Sep 24, 2016 05:07 GMT  ·  By

Softpedia is being informed by openSUSE Chairman Richard Brown that the GNOME 3.22 desktop environment announced officially on September 21, 2016, is now available for installation in openSUSE Tumbleweed.

As you might know, OpenSuSE Tumbleweed is a rolling release Linux-based operating system, and it usually gets latest software versions a few days after they are released upstream, but this time the openSUSE GNOME team was extremely fast and it took them only 48 hours to make the GNOME 3.22 packages available in the distro through a new snapshot.

"Less than 48 hours from when GNOME’s release team unveiled version 3.22 (Karlsruhe), openSUSE Tumbleweed users are getting the full upstream experience of the latest GNOME," says Douglas DeMaio in a recent announcement. "Snapshot 20160921 made 3.22 available to user, but there were plenty of other snapshots during the week that brought new packages to Tumbleweed users."
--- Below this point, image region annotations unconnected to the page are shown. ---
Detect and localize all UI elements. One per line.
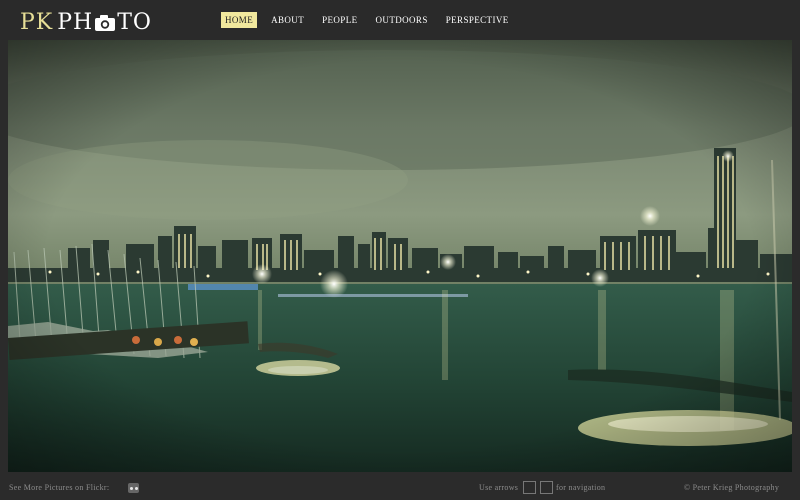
footer-bar: See More Pictures on Flickr: Use arrows … <box>0 475 800 500</box>
main-nav: HOME ABOUT PEOPLE OUTDOORS PERSPECTIVE <box>221 12 513 28</box>
nav-perspective[interactable]: PERSPECTIVE <box>442 12 513 28</box>
logo-word-end: TO <box>117 9 152 35</box>
nav-people[interactable]: PEOPLE <box>318 12 361 28</box>
arrow-right-key-icon[interactable] <box>540 481 553 494</box>
camera-icon <box>94 13 116 31</box>
nav-about[interactable]: ABOUT <box>267 12 308 28</box>
flickr-icon[interactable] <box>128 483 139 493</box>
site-logo[interactable]: PK PH TO <box>20 8 152 36</box>
logo-word-start: PH <box>57 9 94 35</box>
navigation-hint-text: for navigation <box>556 483 606 492</box>
nav-outdoors[interactable]: OUTDOORS <box>372 12 432 28</box>
flickr-link-text[interactable]: See More Pictures on Flickr: <box>9 483 109 492</box>
arrows-hint-text: Use arrows <box>479 483 519 492</box>
nav-home[interactable]: HOME <box>221 12 258 28</box>
logo-monogram: PK <box>20 9 54 35</box>
logo-wordmark: PH TO <box>57 10 152 35</box>
arrow-left-key-icon[interactable] <box>523 481 536 494</box>
copyright-text: © Peter Krieg Photography <box>684 483 780 492</box>
night-skyline-photo <box>8 40 792 472</box>
header-bar: PK PH TO HOME ABOUT PEOPLE OUTDOORS PERS… <box>0 0 800 40</box>
slideshow-photo[interactable] <box>8 40 792 472</box>
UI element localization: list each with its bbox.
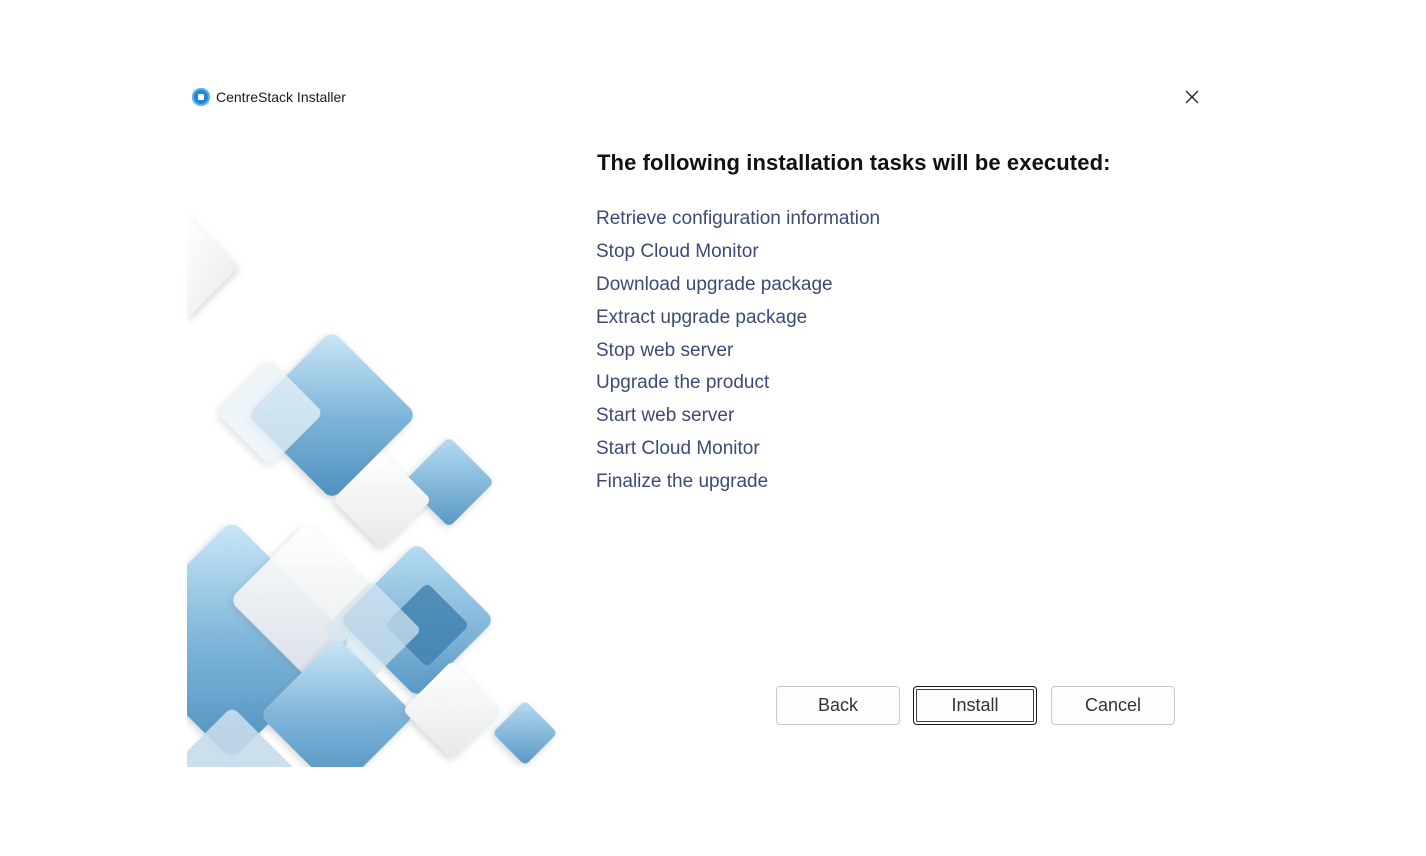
install-button[interactable]: Install [913, 686, 1037, 725]
centrestack-logo-icon [192, 88, 210, 106]
close-button[interactable] [1180, 84, 1204, 110]
task-item: Extract upgrade package [596, 306, 808, 328]
task-item: Finalize the upgrade [596, 471, 769, 493]
task-item: Upgrade the product [596, 372, 770, 394]
task-item: Stop web server [596, 339, 734, 361]
decorative-artwork [187, 205, 565, 767]
back-button[interactable]: Back [776, 686, 900, 725]
installer-window: CentreStack Installer The following inst… [0, 0, 1426, 856]
title-bar: CentreStack Installer [190, 84, 1210, 112]
window-title: CentreStack Installer [216, 89, 346, 105]
task-item: Retrieve configuration information [596, 208, 881, 229]
cancel-button[interactable]: Cancel [1051, 686, 1175, 725]
task-list: Retrieve configuration information Stop … [596, 206, 880, 502]
task-item: Stop Cloud Monitor [596, 240, 759, 262]
task-item: Start Cloud Monitor [596, 438, 760, 460]
task-item: Start web server [596, 405, 735, 427]
task-item: Download upgrade package [596, 273, 833, 295]
diamond-pattern-image [187, 215, 556, 767]
page-heading: The following installation tasks will be… [597, 150, 1111, 175]
close-icon [1185, 90, 1199, 104]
openSUSE Tumbleweed is now powered by Linux kernel 4.7.4, GCC 6.2.1

In some other good news, the openSUSE Tumbleweed operating system is now powered by the latest Linux 4.7.4 kernel and it is built on GCC (GNU Composite Compiler) 6.2.1. If you want GCC 5, you should know that GCC 5.4.1 is available as well in Tumbleweed, along with the newest KDE Applications 16.08.1 software suite and KDE Frameworks 5.26.0 collection of add-on libraries for Qt5.

However, there were many other snapshots released during the month of September in openSUSE Tumbleweed, and they brought updates to many other popular software projects, including Oracle VM VirtualBox and Vim, which was updated to version 8.0.3. If you haven't updated your Tumbleweed installation lately, now it's the time to do so, especially if you want to enjoy the new GNOME 3.22 desktop environment. If not, you can taste the KDE Plasma 5.8 Beta desktop on openSUSE Leap 42.2 Beta 2.

Update: We've been informed by one of our readers that Debian Unstable offered the GNOME 3.22.0 packages since September 20, 2016. However, according to Debian's Wiki, the Unstable (Sid) branch is only recommended to hardcore developers or testers. On the other hand, openSUSE Project recommends Tumbleweed to anyone, saying it is both ready and reliable for daily use.